Daniela Degan: «Penso che il mio compito sia narrare ciò che è stato tenuto nascosto, una società egualitaria e solidale che è esistita ma che la storia non ci ha raccontato. Siamo state abituate a far iniziare lo studio della storia a partire dagli assiri e da lì in poi le figure fondamentali sono gli eroi, i guerrieri e poi i re. Invece delle archeologhe, in primis Marija Gimbutas, hanno avuto l’intuizione di andare a studiare le società del neolitico nelle quali i reperti archeologici ci dicono che è esistita una società matrilineare e matrifocale nella quale il ruolo delle donne non era ancora quello imposto dal sistema patriarcale.
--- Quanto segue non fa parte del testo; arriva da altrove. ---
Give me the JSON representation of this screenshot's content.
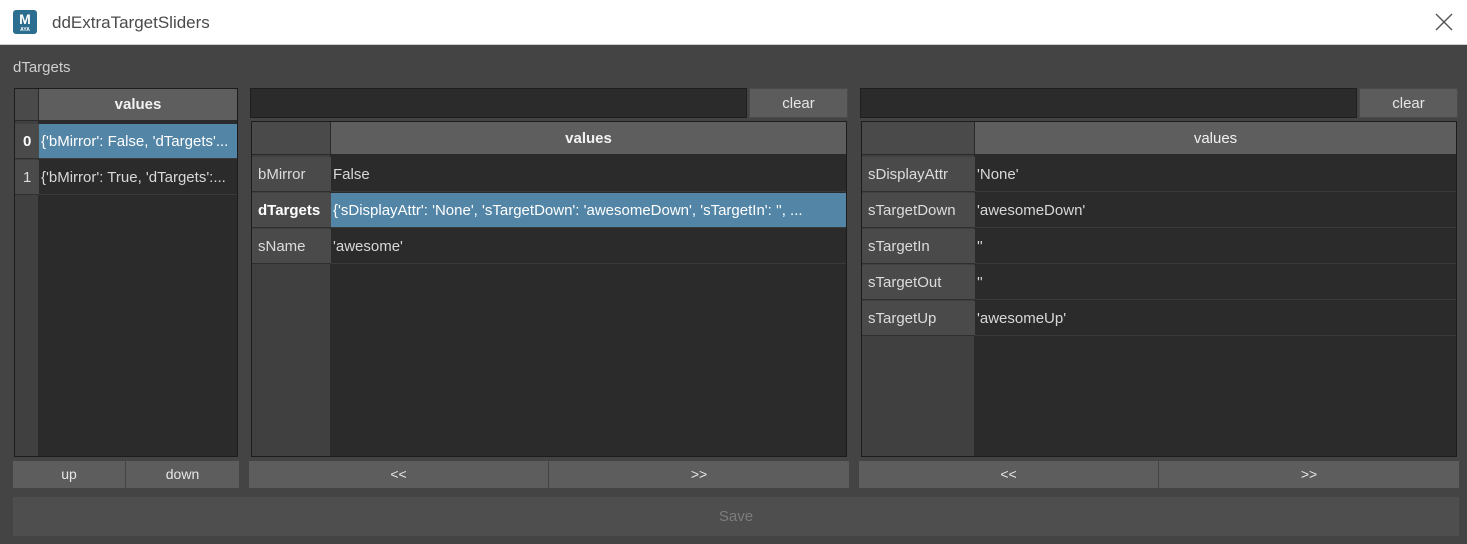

Si tratta di società fondate sul principio della solidarietà, della nonviolenza, in cui non esistevano la gerarchia, l’autorità, il principio dell’accumulazione e si rispettavano le risorse.

 

 

Il mio immaginario mi porta a credere che, se questo è stato, se l’umanità è stata in grado di vivere senza l’aggressività, è ancora possibile trovare una giusta distanza dalla guerra e dalle violenze degli uomini su altri uomini e su tutte le donne. Sapere che questo, nel passato dell’umanità, è stata la realtà di vita quotidiana mi porta ancora più fortemente a credere che ci sia bisogno della consapevolezza degli individui di farsi carico di questa necessaria e straordinaria trasformazione. La crisi diventa quindi solo una interruzione della ossessione del consumare illimitato e di conseguenza una occasione preziosa (di portata storica, direi, vista la necessità urgente di salvare il pianeta dall’uso smisurato delle risorse naturali) per reintrodurre una visione al femminile nei tanti modelli di vita sensata. Posso mostrare quest’altra ipotesi attraverso i laboratori, gli incontri in radio, gli scritti, il pensiero e l’azione, consapevole tuttavia che non necessariamente potrò incidere quantitativamente».